A terrifying bellow broke out below Camrose's nose and rose to a piercing shriek. They'd forgotten to watch Ben and Sweeney, and they'd let the swings slow down.

“He scratched me!” Ben screamed.

Sweeney growled and made clawing motions. “He kicked me!”

Ben snarled and aimed another kick.

Just as Mark was moving to put a stop to it, someone slipped around in front of the swings and squatted down between the boys. “Oh, it's the fierce monsters they are, all claws and teeth!” Her voice was a strange, rough purr. “Oh, what a pair of hungries they are.”

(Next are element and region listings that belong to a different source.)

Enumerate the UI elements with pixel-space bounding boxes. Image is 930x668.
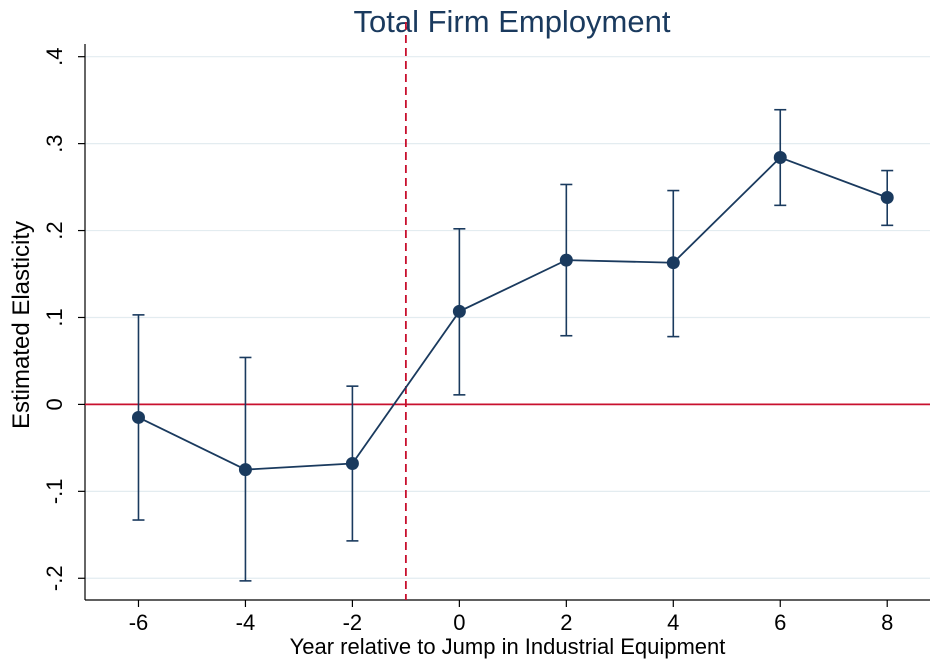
data-point — [667, 256, 680, 269]
x-tick-label: -4 — [236, 610, 256, 635]
y-tick-label: 0 — [42, 398, 67, 410]
x-tick-label: -2 — [343, 610, 363, 635]
y-tick-label: .4 — [42, 48, 67, 66]
data-point — [774, 151, 787, 164]
x-tick-label: 6 — [774, 610, 786, 635]
y-tick-label: .2 — [42, 221, 67, 239]
data-point — [346, 457, 359, 470]
x-tick-label: 8 — [881, 610, 893, 635]
x-tick-label: 4 — [667, 610, 679, 635]
y-tick-label: .3 — [42, 134, 67, 152]
x-tick-label: 0 — [453, 610, 465, 635]
x-tick-label: -6 — [129, 610, 149, 635]
data-point — [239, 463, 252, 476]
y-tick-label: -.1 — [42, 478, 67, 504]
y-tick-label: .1 — [42, 308, 67, 326]
x-tick-label: 2 — [560, 610, 572, 635]
data-point — [560, 254, 573, 267]
series-line — [138, 158, 887, 470]
data-point — [453, 305, 466, 318]
data-point — [132, 411, 145, 424]
y-tick-label: -.2 — [42, 565, 67, 591]
data-point — [881, 191, 894, 204]
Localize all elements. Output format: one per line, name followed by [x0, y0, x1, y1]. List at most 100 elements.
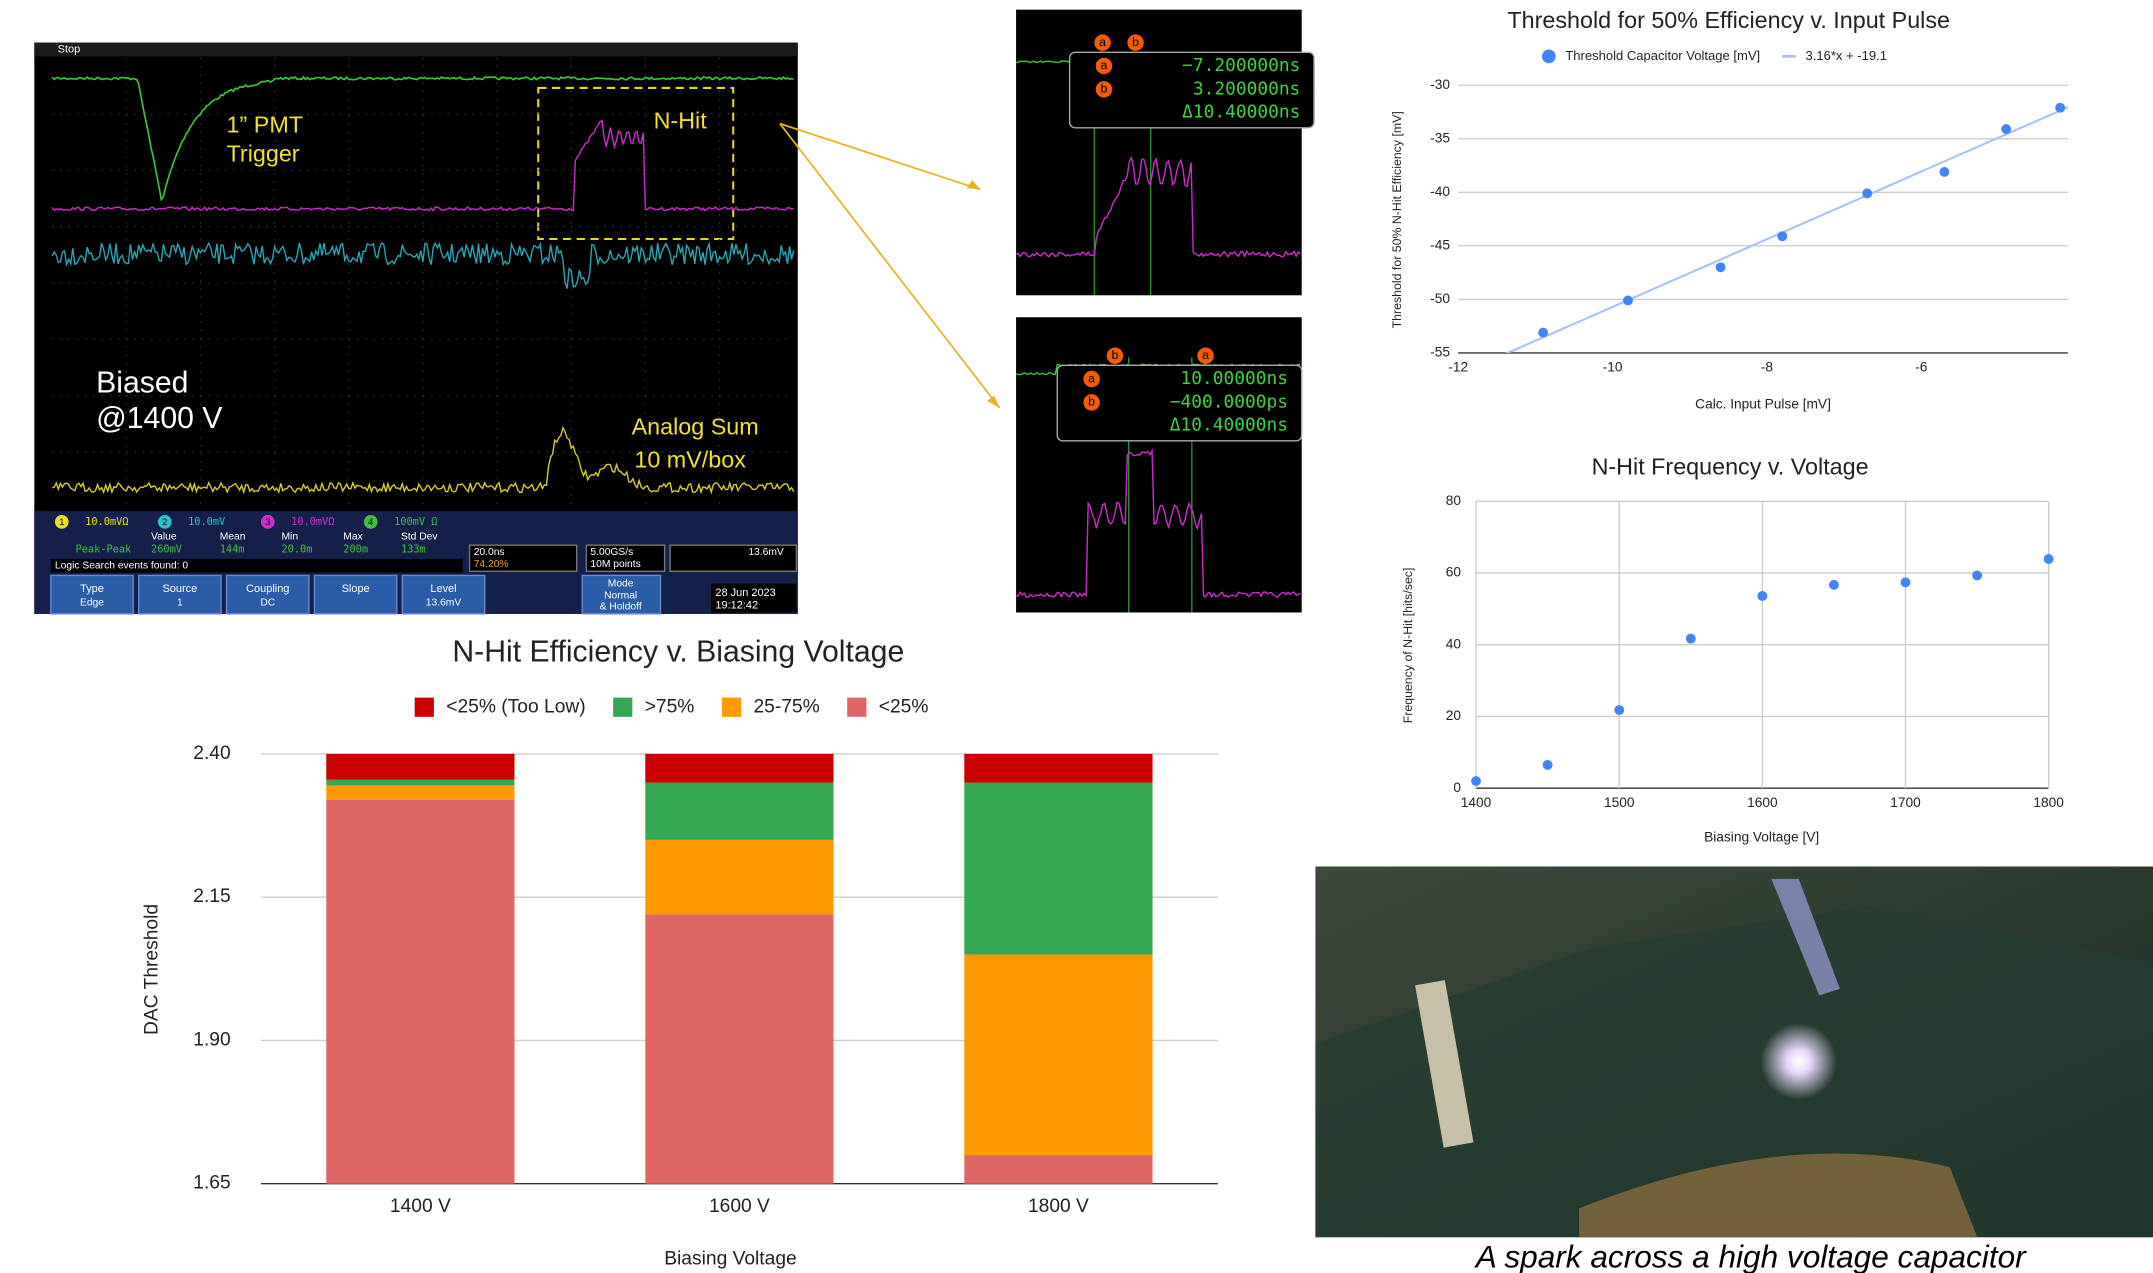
channel-id: 2	[162, 517, 167, 528]
bar-segment	[964, 1155, 1152, 1184]
menu-title: Source	[162, 583, 197, 595]
y-tick-label: 1.90	[193, 1029, 230, 1050]
y-tick-label: 60	[1446, 565, 1462, 580]
x-tick-label: 1600 V	[709, 1196, 770, 1217]
zoom-screen	[1016, 317, 1302, 612]
channel-scale: 100mV Ω	[394, 516, 437, 528]
label: 1” PMT	[227, 112, 303, 138]
cursor-id: a	[1101, 58, 1108, 72]
point	[1716, 262, 1726, 272]
x-tick-label: -10	[1603, 360, 1623, 375]
y-axis-title: Frequency of N-Hit [hits/sec]	[1401, 568, 1415, 724]
menu-title: Type	[80, 583, 104, 595]
measure-header: Min	[281, 532, 298, 543]
menu-value: & Holdoff	[600, 602, 642, 613]
y-tick-label: -55	[1430, 345, 1450, 360]
x-tick-label: -8	[1761, 360, 1774, 375]
y-tick-label: 40	[1446, 636, 1462, 651]
bar-segment	[964, 783, 1152, 955]
point	[1829, 580, 1839, 590]
menu-title: Slope	[342, 583, 370, 595]
sample: 10M points	[590, 559, 640, 570]
legend-swatch	[722, 698, 741, 717]
photo-spark	[1760, 1023, 1837, 1100]
x-axis-title: Calc. Input Pulse [mV]	[1695, 397, 1831, 412]
measure-header: Max	[343, 532, 363, 543]
label: Analog Sum	[632, 414, 759, 440]
point	[1862, 188, 1872, 198]
label: Trigger	[227, 140, 300, 166]
arrow	[780, 124, 980, 190]
y-tick-label: -50	[1430, 291, 1450, 306]
cursor-readout: −7.200000ns	[1182, 55, 1300, 76]
x-tick-label: 1400	[1461, 795, 1492, 810]
bar-segment	[326, 785, 514, 799]
point	[1757, 591, 1767, 601]
y-tick-label: 0	[1453, 780, 1461, 795]
measure-value: 133m	[401, 543, 426, 555]
menu-value: Edge	[80, 598, 104, 609]
chart-title: N-Hit Frequency v. Voltage	[1592, 453, 1869, 479]
legend-swatch	[415, 698, 434, 717]
x-tick-label: -12	[1448, 360, 1468, 375]
bar-segment	[326, 754, 514, 780]
x-tick-label: 1600	[1747, 795, 1778, 810]
scope-topbar	[34, 43, 797, 57]
label: 10 mV/box	[634, 447, 746, 473]
x-tick-label: 1700	[1890, 795, 1921, 810]
y-tick-label: -45	[1430, 237, 1450, 252]
cursor-id: a	[1088, 371, 1095, 385]
bar-segment	[645, 783, 833, 840]
scope	[34, 43, 999, 614]
channel-scale: 10.0mVΩ	[291, 516, 334, 528]
menu-title: Coupling	[246, 583, 289, 595]
channel-id: 4	[368, 517, 374, 528]
y-tick-label: 2.15	[193, 886, 230, 907]
y-tick-label: 1.65	[193, 1173, 230, 1194]
bar-segment	[645, 840, 833, 914]
date: 28 Jun 2023	[715, 587, 775, 599]
cursor-readout: 10.00000ns	[1181, 368, 1288, 389]
channel-scale: 10.0mV	[188, 516, 225, 528]
cursor-readout: 3.200000ns	[1193, 78, 1300, 99]
page: Stop1” PMTTriggerN-HitBiased@1400 VAnalo…	[0, 0, 2153, 1273]
measure-value: 200m	[343, 543, 368, 555]
bar-segment	[964, 754, 1152, 783]
point	[2055, 103, 2065, 113]
arrow	[780, 124, 1000, 408]
measure-header: Value	[151, 532, 177, 543]
measure-value: 144m	[220, 543, 245, 555]
menu-title: Mode	[608, 578, 634, 589]
cursor-readout: Δ10.40000ns	[1170, 415, 1288, 436]
legend-label: 3.16*x + -19.1	[1805, 48, 1887, 63]
arrow-head	[967, 180, 1000, 408]
point	[1777, 231, 1787, 241]
point	[1471, 776, 1481, 786]
legend-label: <25% (Too Low)	[446, 696, 585, 717]
timebase: 20.0ns	[474, 547, 505, 558]
cursor-id: b	[1088, 395, 1095, 409]
point	[1939, 167, 1949, 177]
legend-label: Threshold Capacitor Voltage [mV]	[1565, 48, 1760, 63]
measure-value: Peak-Peak	[76, 543, 133, 555]
menu-value: 1	[177, 598, 183, 609]
trigger-level: 13.6mV	[748, 547, 784, 558]
search-text: Logic Search events found: 0	[55, 561, 188, 572]
bar-segment	[964, 954, 1152, 1155]
chart-title: Threshold for 50% Efficiency v. Input Pu…	[1507, 7, 1950, 33]
x-tick-label: 1400 V	[390, 1196, 451, 1217]
y-tick-label: 2.40	[193, 743, 230, 764]
chart-title: N-Hit Efficiency v. Biasing Voltage	[452, 636, 904, 669]
channel-scale: 10.0mVΩ	[85, 516, 128, 528]
bar-segment	[645, 914, 833, 1183]
point	[2044, 554, 2054, 564]
bar-segment	[326, 780, 514, 786]
cursor-id: b	[1132, 35, 1139, 49]
measure-value: 20.0m	[281, 543, 312, 555]
y-tick-label: -30	[1430, 77, 1450, 92]
legend-swatch	[613, 698, 632, 717]
label: @1400 V	[96, 402, 222, 435]
bar-segment	[326, 800, 514, 1184]
y-tick-label: 20	[1446, 708, 1462, 723]
label: Biased	[96, 367, 188, 400]
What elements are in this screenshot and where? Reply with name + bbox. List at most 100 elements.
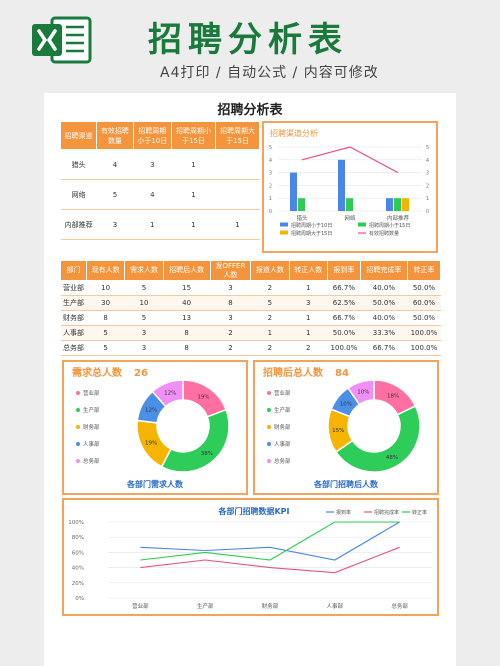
channel-table-cell: 网络	[60, 179, 97, 210]
department-table-header-cell: 报到率	[326, 260, 361, 281]
department-table-cell: 62.5%	[327, 295, 361, 311]
pie-percent-label: 10%	[357, 390, 369, 396]
legend-label: 招聘完成率	[374, 509, 399, 516]
department-table-cell: 3	[210, 280, 251, 296]
bar	[346, 198, 353, 211]
channel-table-cell: 4	[133, 179, 172, 210]
y2-tick-label: 5	[426, 145, 429, 151]
department-table-cell: 2	[250, 280, 290, 296]
page-subtitle: A4打印 / 自动公式 / 内容可修改	[160, 65, 379, 81]
kpi-line-chart: 各部门招聘数据KPI 0% 20% 40% 60% 80% 100% 营业部 生产部 财务部 人事部…	[68, 506, 432, 610]
x-tick-label: 网络	[344, 214, 356, 222]
pie-total: 84	[335, 368, 349, 379]
legend-swatch	[76, 408, 80, 412]
department-table-cell: 3	[124, 325, 164, 341]
department-table-header-cell: 转正率	[406, 260, 442, 281]
department-table-row: 营业部 10 5 15 3 2 1 66.7% 40.0% 50.0%	[60, 280, 441, 296]
legend-swatch	[267, 459, 271, 463]
department-table-cell: 100.0%	[327, 340, 361, 356]
department-table-cell: 100.0%	[407, 325, 441, 341]
department-table-cell: 40	[163, 295, 211, 311]
legend-label: 生产部	[274, 406, 291, 414]
pie-percent-label: 15%	[332, 428, 344, 434]
series-line	[301, 146, 399, 174]
department-table-cell: 50.0%	[360, 295, 408, 311]
legend-label: 总务部	[274, 457, 291, 465]
department-table-header-cell: 转正人数	[288, 260, 328, 281]
y2-tick-label: 0	[426, 209, 429, 215]
department-table-cell: 10	[124, 295, 164, 311]
channel-table-cell: 1	[133, 209, 172, 240]
y-tick-label: 5	[269, 145, 272, 151]
y2-tick-label: 1	[426, 196, 429, 202]
department-table-cell: 50.0%	[407, 310, 441, 326]
excel-logo-icon	[32, 16, 92, 64]
channel-table-header-cell: 招聘周期大 于15日	[214, 121, 261, 150]
department-table-cell: 33.3%	[360, 325, 408, 341]
department-table-cell: 3	[289, 295, 328, 311]
x-tick-label: 猎头	[296, 214, 308, 222]
legend-label: 报到率	[336, 509, 351, 516]
pie-percent-label: 10%	[340, 402, 352, 408]
department-table-cell: 营业部	[60, 280, 87, 296]
department-table-header-cell: 需求人数	[124, 260, 164, 281]
legend-swatch	[76, 425, 80, 429]
y-tick-label: 2	[269, 183, 272, 189]
department-table: 部门 现有人数 需求人数 招聘后人数 发OFFER 人数 报道人数 转正人数 报到率 招聘完成率转…	[60, 260, 442, 356]
department-table-cell: 50.0%	[407, 280, 441, 296]
department-table-header-cell: 招聘后人数	[162, 260, 211, 281]
x-tick-label: 营业部	[132, 602, 149, 610]
department-table-cell: 100.0%	[407, 340, 441, 356]
department-table-row: 总务部 5 3 8 2 2 2 100.0% 66.7% 100.0%	[60, 340, 441, 356]
department-table-cell: 66.7%	[327, 280, 361, 296]
bar	[394, 198, 401, 211]
department-table-cell: 66.7%	[327, 310, 361, 326]
department-table-cell: 财务部	[60, 310, 87, 326]
pie-percent-label: 12%	[145, 407, 157, 413]
sheet-title: 招聘分析表	[217, 103, 283, 118]
demand-pie-panel: 需求总人数 26 19% 38% 19% 12% 12% 营业部 生产部 财务部 人事部 总务部 各部门…	[62, 360, 248, 495]
channel-table: 招聘渠道 有效招聘 数量 招聘周期 小于10日 招聘周期小 于15日 招聘周期大 于15日 猎头…	[59, 121, 261, 240]
department-table-cell: 3	[124, 340, 164, 356]
y-tick-label: 3	[269, 171, 272, 177]
legend-label: 财务部	[83, 423, 100, 431]
y-tick-label: 80%	[72, 535, 84, 541]
chart-title: 招聘渠道分析	[270, 128, 318, 138]
pie-percent-label: 19%	[145, 441, 157, 447]
department-table-cell: 2	[210, 340, 251, 356]
legend-swatch	[280, 230, 288, 235]
department-table-cell: 30	[86, 295, 125, 311]
pie-slice	[347, 379, 375, 406]
channel-table-cell: 5	[96, 179, 134, 210]
pie-percent-label: 38%	[201, 451, 213, 457]
pie-percent-label: 12%	[164, 390, 176, 396]
bar	[290, 172, 297, 211]
y-tick-label: 40%	[72, 566, 84, 572]
department-table-cell: 3	[210, 310, 251, 326]
department-table-cell: 1	[289, 280, 328, 296]
legend-swatch	[280, 222, 288, 227]
hired-pie-panel: 招聘后总人数 84 18% 48% 15% 10% 10% 营业部 生产部 财务部 人事部 总务部 各部…	[253, 360, 439, 495]
y2-tick-label: 2	[426, 183, 429, 189]
pie-total: 26	[134, 368, 148, 379]
channel-table-row: 猎头 4 3 1	[60, 149, 260, 180]
legend-label: 转正率	[412, 509, 427, 516]
channel-table-row: 内部推荐 3 1 1 1	[60, 209, 260, 240]
channel-table-cell	[215, 179, 260, 210]
department-table-cell: 60.0%	[407, 295, 441, 311]
department-table-cell: 1	[289, 310, 328, 326]
y-tick-label: 4	[269, 158, 272, 164]
pie-title: 招聘后总人数	[263, 366, 324, 379]
department-table-cell: 5	[250, 295, 290, 311]
department-table-cell: 5	[124, 280, 164, 296]
department-table-cell: 50.0%	[327, 325, 361, 341]
legend-swatch	[267, 391, 271, 395]
legend-swatch	[76, 442, 80, 446]
legend-label: 招聘周期小于15日	[369, 222, 410, 229]
department-table-cell: 人事部	[60, 325, 87, 341]
legend-label: 招聘周期大于15日	[291, 230, 332, 237]
department-table-cell: 2	[289, 340, 328, 356]
legend-label: 有效招聘数量	[369, 230, 399, 237]
page-header: 招聘分析表 A4打印 / 自动公式 / 内容可修改	[0, 0, 500, 92]
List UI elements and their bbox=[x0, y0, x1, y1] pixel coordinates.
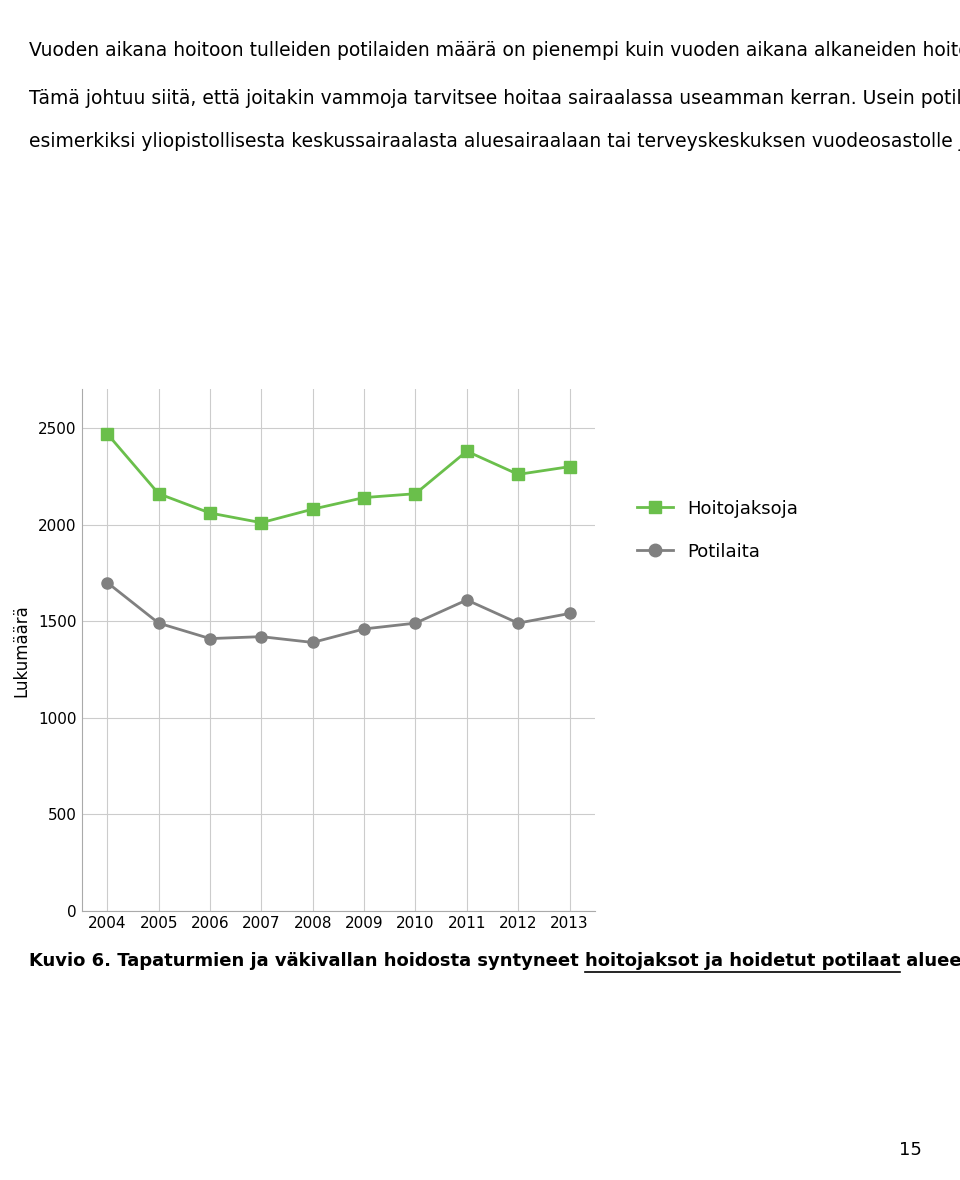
Text: esimerkiksi yliopistollisesta keskussairaalasta aluesairaalaan tai terveyskeskuk: esimerkiksi yliopistollisesta keskussair… bbox=[29, 132, 960, 151]
Y-axis label: Lukumäärä: Lukumäärä bbox=[12, 604, 30, 696]
Text: hoitojaksot ja hoidetut potilaat: hoitojaksot ja hoidetut potilaat bbox=[585, 952, 900, 970]
Text: Tämä johtuu siitä, että joitakin vammoja tarvitsee hoitaa sairaalassa useamman k: Tämä johtuu siitä, että joitakin vammoja… bbox=[29, 88, 960, 107]
Text: Vuoden aikana hoitoon tulleiden potilaiden määrä on pienempi kuin vuoden aikana : Vuoden aikana hoitoon tulleiden potilaid… bbox=[29, 41, 960, 60]
Legend: Hoitojaksoja, Potilaita: Hoitojaksoja, Potilaita bbox=[630, 492, 805, 568]
Text: 15: 15 bbox=[899, 1141, 922, 1159]
Text: Kuvio 6. Tapaturmien ja väkivallan hoidosta syntyneet: Kuvio 6. Tapaturmien ja väkivallan hoido… bbox=[29, 952, 585, 970]
Text: alueella vuosina 2004–2013, N.: alueella vuosina 2004–2013, N. bbox=[900, 952, 960, 970]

It was the shaggy-haired woman they'd seen yesterday in the park. Ben and Sweeney sat perfectly still and stared at her, wide-eyed. “And
mmrrr
, what a meal they just ate!”

She had the strangest eyes, stony black and bright, shining through the brown tangle of her hair. “A whole crocodile you killed, was it?” She clicked her teeth together. They were sharp and pointed. Broken, Camrose decided.

“Bear,” said Sweeney.


I
ate a whole elephant,” Ben announced. Normally that would have started a fight, but they just sat there smiling at her.

“Then they must sit very, very still and digest, or their bellies will hurt. Very, very soft and still, each on his nest, the good little monsters they are.”

They sat there swinging to and fro, making soft clucking noises. They stayed like that as the stranger stood up and stepped away from them.

“Wow,” Mark said. “Can you teach me how to do that?”

“Oh, maybe. Depends.” She had a strange, foreign way of talking that went with her rough voice. Everything she said rolled up her throat and curled around her tongue a couple of times before it got out into the air.

“Depends on what?” Camrose said. “Be careful, Mark.”

The woman grinned with all her pointed teeth. “You're right to be wary. Start early, or else grow wise too late, like Gilda.”

“You knew Gilda?”

“I was her right hand, her eyes and ears. Her feet too, some–times.”

“So you're—”

“You have it. I go by the name Miranda.”